MMM & MAC - MARCS Monday Meeting and MARCS Afternoon Colloquium 03 Feb 2020

Event Name MMM & MAC - MARCS Monday Meeting and MARCS Afternoon Colloquium 03 Feb 2020
Start Date 3rd Feb 2020 12:00 pm
End Date 3rd Feb 2020 2:00 pm
Duration 2 hours

Join us at the next MARCS meeting for an Institute update as well as presentations by Dr Dominique Estival and afternoon colloquium by Dr Neil Todd.

12pm – Director's Update

Speaker: Prof Peter Keller

As Kate will be attending the University Exec meeting during the MMM/MAC, Peter will stand in to present an update as Director of Research.

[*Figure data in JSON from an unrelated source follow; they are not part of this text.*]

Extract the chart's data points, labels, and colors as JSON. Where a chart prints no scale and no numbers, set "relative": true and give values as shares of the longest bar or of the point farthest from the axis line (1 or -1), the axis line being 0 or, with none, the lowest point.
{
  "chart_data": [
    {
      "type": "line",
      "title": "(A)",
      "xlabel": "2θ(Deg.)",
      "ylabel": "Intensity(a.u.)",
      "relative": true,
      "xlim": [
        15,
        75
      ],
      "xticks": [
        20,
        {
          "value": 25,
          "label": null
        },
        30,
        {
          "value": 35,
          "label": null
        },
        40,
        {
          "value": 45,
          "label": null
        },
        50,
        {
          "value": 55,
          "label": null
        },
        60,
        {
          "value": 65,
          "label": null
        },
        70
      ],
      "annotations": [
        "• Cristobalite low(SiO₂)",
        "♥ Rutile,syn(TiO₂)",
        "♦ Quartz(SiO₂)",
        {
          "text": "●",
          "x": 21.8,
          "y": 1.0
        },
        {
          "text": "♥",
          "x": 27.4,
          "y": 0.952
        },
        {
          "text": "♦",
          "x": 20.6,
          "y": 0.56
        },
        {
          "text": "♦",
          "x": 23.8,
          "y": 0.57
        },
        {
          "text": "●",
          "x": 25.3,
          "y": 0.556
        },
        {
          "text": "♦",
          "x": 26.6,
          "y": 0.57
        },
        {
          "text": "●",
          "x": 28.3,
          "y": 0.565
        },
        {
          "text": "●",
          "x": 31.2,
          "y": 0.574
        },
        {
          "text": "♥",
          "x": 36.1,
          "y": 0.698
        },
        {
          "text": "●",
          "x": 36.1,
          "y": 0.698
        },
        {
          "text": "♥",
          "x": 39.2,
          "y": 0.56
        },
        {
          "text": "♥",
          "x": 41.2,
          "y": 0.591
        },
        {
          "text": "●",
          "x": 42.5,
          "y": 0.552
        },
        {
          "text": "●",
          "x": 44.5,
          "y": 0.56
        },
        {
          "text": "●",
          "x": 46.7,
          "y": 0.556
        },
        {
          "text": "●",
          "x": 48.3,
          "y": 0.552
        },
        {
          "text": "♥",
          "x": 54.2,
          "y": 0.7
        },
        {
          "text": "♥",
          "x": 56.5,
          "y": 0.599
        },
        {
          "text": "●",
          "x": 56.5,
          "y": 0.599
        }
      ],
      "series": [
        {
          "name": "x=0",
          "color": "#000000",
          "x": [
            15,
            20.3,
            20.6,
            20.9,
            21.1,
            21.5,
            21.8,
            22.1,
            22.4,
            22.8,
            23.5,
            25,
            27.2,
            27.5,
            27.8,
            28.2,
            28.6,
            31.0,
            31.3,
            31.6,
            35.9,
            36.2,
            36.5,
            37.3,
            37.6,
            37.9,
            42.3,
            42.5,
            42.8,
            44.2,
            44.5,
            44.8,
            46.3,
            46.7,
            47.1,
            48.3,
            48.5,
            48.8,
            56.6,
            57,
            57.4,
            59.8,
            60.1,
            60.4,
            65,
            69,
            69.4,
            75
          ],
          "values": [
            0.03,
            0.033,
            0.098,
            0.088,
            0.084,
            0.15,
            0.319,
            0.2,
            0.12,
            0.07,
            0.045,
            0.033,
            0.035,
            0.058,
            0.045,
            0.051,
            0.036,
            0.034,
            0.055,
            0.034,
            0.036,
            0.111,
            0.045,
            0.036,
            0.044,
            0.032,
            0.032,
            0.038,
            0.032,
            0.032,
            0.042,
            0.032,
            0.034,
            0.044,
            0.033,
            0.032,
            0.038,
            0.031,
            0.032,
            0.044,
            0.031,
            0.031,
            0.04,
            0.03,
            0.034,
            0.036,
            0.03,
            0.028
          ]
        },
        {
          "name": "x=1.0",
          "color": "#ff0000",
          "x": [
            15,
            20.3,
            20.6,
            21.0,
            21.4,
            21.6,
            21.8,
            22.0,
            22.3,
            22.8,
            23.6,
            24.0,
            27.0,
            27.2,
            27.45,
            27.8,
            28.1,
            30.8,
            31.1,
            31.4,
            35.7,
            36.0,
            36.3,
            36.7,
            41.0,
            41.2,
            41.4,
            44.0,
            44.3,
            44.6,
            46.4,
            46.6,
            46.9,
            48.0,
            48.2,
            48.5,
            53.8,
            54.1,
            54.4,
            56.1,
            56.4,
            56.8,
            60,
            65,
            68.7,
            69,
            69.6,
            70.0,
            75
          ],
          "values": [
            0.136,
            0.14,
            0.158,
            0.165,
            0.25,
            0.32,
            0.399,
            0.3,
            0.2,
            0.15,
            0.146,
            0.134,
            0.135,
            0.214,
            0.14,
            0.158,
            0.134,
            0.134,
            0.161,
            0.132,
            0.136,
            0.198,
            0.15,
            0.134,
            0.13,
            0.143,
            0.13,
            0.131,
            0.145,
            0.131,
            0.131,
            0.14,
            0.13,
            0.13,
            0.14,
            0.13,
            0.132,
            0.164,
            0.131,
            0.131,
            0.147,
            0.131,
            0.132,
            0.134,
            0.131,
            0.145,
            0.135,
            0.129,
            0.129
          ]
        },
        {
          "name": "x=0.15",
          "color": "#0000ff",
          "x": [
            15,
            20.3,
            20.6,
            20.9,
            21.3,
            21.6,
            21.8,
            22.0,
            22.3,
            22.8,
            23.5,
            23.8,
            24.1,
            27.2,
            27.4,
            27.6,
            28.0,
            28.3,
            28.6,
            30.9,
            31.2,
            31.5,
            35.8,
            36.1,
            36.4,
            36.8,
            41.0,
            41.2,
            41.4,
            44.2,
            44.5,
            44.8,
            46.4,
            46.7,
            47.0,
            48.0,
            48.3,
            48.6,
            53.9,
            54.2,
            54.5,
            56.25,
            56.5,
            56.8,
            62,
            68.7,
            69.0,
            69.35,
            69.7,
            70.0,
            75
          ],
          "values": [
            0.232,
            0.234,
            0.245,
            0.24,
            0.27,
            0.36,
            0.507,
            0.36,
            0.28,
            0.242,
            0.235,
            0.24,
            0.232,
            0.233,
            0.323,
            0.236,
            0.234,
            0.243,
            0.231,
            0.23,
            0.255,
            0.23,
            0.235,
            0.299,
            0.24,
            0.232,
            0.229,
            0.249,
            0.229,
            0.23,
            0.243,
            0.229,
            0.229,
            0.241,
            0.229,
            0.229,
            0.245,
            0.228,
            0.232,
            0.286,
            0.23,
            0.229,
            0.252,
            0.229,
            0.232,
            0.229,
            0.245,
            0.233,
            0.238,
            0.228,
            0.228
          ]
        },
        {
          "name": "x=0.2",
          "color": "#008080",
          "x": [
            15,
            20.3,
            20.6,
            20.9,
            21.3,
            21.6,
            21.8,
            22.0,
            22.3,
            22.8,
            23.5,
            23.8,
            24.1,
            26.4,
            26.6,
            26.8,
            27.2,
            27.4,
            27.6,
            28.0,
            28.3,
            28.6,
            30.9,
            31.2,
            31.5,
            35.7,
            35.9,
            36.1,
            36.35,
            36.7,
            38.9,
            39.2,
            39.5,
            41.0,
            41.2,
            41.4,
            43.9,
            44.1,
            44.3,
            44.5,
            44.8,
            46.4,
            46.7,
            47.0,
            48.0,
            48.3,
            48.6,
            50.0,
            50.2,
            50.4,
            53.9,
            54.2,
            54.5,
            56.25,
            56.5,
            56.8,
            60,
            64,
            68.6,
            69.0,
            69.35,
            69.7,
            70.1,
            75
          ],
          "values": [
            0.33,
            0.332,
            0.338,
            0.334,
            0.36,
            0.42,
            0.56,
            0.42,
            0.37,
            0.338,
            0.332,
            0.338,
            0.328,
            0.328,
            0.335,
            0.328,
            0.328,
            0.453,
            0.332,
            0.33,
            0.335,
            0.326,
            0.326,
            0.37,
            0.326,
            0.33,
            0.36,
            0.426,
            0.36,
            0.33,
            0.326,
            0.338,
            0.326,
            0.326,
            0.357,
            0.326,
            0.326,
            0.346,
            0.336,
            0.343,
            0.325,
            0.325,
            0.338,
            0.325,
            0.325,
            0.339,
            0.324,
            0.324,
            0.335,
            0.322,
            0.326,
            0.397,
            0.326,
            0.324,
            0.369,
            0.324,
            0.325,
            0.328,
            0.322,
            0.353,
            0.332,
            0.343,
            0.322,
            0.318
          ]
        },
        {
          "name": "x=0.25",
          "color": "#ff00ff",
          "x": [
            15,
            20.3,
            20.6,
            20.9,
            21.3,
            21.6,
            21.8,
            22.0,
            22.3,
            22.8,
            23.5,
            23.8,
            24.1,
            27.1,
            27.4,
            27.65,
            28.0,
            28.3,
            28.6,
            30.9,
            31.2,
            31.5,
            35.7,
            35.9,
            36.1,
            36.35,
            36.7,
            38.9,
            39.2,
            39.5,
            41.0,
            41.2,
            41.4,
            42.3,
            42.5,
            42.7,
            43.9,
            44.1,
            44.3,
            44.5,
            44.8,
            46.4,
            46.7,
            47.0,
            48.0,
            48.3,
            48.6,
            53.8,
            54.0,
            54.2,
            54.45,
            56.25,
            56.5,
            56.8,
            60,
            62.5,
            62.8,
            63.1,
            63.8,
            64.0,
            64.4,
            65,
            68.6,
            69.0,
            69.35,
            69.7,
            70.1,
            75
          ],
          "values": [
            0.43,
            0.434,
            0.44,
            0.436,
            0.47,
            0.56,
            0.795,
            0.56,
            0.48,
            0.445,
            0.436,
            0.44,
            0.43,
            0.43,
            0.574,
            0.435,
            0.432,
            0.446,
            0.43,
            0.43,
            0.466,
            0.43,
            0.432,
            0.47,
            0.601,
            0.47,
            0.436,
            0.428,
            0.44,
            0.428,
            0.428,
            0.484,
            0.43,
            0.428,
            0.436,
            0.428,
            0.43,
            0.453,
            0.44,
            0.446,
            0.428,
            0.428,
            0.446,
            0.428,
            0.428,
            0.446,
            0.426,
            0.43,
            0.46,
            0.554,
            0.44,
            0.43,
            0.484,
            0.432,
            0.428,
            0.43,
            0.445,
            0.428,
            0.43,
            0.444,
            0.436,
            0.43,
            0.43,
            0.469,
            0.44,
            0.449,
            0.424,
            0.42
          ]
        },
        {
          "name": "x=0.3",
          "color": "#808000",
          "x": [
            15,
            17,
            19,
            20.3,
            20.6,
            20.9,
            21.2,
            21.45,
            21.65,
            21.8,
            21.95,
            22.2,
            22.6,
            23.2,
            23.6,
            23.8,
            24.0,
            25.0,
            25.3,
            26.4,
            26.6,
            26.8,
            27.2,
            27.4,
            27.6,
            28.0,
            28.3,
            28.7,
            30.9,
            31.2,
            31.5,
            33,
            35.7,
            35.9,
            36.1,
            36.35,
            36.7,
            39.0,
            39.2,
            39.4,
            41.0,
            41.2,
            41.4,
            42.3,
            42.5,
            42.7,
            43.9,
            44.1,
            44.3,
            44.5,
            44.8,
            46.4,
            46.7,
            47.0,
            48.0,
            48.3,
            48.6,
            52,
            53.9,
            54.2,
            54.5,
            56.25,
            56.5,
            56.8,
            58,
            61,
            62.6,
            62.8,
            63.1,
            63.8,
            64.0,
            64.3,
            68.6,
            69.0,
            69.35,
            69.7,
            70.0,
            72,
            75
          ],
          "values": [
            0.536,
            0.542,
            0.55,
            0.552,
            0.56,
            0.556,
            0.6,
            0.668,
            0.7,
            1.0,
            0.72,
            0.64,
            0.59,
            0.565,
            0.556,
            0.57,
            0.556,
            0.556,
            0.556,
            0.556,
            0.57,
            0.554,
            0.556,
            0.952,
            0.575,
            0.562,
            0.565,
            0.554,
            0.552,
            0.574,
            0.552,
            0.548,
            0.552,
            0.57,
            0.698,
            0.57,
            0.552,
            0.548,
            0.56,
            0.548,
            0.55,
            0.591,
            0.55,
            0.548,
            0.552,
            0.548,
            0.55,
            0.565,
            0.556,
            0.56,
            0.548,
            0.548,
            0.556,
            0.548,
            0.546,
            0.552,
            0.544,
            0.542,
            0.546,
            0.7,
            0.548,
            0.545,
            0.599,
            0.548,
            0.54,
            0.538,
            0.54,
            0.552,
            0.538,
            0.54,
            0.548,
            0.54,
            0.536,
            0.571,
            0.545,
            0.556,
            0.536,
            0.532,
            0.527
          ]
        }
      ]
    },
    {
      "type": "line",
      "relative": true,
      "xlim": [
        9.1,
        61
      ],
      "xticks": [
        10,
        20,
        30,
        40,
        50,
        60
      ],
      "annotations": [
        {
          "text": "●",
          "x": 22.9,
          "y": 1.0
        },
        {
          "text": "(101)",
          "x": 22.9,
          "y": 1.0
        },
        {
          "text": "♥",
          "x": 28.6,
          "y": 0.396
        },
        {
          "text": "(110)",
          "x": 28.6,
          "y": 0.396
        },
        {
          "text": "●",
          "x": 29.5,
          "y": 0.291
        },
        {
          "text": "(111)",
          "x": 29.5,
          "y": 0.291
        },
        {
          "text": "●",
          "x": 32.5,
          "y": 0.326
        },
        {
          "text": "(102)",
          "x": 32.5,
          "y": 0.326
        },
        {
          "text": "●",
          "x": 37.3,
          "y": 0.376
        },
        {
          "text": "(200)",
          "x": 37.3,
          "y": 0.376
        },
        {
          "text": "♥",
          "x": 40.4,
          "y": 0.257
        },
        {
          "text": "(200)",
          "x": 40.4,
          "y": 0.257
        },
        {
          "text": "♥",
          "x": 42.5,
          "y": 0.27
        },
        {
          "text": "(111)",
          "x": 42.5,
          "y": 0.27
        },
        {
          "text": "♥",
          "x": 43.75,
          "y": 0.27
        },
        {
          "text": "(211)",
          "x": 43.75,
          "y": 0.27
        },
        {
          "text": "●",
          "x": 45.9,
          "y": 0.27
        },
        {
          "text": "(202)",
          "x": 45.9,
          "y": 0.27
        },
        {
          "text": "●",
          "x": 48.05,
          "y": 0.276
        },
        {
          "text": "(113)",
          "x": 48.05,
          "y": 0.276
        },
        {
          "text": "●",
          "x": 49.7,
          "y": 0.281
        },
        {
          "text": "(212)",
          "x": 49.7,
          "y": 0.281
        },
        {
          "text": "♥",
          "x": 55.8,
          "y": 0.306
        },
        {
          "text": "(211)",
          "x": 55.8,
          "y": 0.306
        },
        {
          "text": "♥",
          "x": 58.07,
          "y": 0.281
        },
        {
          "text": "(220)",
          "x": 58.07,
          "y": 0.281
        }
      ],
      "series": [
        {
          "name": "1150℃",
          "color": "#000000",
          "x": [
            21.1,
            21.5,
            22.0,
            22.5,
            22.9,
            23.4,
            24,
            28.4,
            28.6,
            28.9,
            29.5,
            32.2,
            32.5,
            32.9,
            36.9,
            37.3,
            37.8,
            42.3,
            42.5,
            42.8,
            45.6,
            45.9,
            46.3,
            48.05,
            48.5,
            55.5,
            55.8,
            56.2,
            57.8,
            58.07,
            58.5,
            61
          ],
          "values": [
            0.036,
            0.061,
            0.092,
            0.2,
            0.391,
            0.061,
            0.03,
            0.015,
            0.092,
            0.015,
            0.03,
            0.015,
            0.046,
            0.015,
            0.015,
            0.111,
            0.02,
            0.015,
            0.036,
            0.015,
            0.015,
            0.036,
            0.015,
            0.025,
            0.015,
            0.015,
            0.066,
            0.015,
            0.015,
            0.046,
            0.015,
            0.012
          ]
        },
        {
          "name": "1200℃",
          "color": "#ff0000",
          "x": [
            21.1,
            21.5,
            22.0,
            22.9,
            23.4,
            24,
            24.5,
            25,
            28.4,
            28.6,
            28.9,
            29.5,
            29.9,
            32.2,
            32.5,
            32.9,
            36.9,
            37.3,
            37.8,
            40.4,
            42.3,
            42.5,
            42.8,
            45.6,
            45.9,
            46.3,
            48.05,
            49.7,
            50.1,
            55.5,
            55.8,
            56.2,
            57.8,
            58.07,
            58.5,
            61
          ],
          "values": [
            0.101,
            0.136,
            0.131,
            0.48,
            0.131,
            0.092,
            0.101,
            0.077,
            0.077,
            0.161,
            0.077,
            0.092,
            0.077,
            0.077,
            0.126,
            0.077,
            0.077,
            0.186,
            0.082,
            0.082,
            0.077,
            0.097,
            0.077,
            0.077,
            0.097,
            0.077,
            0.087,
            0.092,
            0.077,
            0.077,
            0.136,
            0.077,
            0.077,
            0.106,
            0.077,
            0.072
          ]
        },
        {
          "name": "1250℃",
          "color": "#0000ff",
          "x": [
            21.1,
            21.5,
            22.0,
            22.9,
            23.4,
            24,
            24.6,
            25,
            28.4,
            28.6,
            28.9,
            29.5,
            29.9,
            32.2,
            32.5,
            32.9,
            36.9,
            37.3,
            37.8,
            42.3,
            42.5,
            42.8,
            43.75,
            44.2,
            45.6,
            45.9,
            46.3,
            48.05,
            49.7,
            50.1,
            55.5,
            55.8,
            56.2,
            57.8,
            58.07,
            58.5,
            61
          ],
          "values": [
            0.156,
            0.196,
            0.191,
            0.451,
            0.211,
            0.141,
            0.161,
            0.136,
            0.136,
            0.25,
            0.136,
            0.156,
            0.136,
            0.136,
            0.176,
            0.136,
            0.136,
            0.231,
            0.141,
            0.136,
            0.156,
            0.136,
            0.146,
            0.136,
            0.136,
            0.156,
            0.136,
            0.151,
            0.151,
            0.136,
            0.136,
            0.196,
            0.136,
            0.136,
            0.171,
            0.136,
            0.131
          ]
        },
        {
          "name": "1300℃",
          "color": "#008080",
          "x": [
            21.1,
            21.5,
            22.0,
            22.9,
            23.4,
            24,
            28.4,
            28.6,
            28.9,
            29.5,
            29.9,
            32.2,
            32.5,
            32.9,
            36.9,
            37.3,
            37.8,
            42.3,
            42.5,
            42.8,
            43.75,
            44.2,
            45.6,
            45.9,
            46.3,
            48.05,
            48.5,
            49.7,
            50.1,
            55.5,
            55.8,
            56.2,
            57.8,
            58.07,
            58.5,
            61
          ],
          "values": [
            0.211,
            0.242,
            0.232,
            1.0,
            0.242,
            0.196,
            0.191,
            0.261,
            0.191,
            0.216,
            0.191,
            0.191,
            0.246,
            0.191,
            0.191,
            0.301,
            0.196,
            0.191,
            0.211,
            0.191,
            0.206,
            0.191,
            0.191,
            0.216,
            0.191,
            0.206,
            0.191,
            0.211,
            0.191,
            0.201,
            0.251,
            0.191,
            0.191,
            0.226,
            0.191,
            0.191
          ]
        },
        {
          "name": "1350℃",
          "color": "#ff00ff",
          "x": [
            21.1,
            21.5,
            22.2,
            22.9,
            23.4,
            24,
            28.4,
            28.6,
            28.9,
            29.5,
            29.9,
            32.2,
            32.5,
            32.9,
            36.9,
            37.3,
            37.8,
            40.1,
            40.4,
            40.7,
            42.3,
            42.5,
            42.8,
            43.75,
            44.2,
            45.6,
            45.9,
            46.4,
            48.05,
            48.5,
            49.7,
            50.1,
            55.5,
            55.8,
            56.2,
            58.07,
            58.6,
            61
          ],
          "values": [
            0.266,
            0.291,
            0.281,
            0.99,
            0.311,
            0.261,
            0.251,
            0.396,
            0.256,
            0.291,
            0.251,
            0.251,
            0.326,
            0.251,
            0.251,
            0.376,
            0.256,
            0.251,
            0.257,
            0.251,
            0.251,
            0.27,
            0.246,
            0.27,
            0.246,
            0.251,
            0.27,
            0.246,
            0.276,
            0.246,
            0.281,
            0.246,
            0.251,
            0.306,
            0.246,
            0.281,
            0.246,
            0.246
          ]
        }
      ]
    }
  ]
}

12.10pm – MARCS Monday Meeting

Topic: The role of Native English Speakers in Aviation Communication

Speaker: Dr Dominique Estival

Abstract: This paper examines the role and responsibilities of native English Speakers (NES) when they communicate with non-native English Speakers (NNES) in the aviation context. While NNES are trained in aviation communication and must attain a certain English proficiency level before obtaining an aeronautical licence, NES are not in practice subject to the same requirements. After discussing some of the issues posed by NES not following standard aviation phraseology, Dominique contrasts the official recommendations of ICAO (2010) regarding the responsibilities of NES with actual language and radiotelephony requirements in English speaking countries. Practical suggestions for the training of NES proposed by participants of a workshop are augmented with suggestions from flight training experience. The main recommendations are for mandatory training and testing of aviation phraseology and communication procedures for NES pilots and Air Traffic Controllers, which should include language awareness, understanding of NNES transmissions, and production of transmissions intelligible by NNES.

12.40pm – Lunch

1pm – MARCS Afternoon Colloquium

Topic: Non-invasive electrophysiological recording of the human cerebellum during classical conditioning with vestibular and eyeblink unconditioned stimuli

Speaker:  Dr Neil Todd

Abstract: The cerebellum has long fascinated neuroscientists for its remarkable anatomical structure, its unique physiological properties and the critical role that it plays in motor control. Using high-density EEG recordings and applying brain electrical source analysis methods we have been able to estimate the origins of these potentials as including cerebellar sources. In this seminar, Neil will describe some early experimental attempts to apply the new methods to study the role of the human cerebellum in classical conditioning, for which the cerebellum and brainstem have been established as providing the neural substrate.

Thank you for your continued attendance.

MARCS staff and students are reminded that all meetings and workshops have an important role in building and maintaining the sense of community which is central to the success of MARCS as a cooperative and energetic research institute.  Your attendance is both welcomed and expected.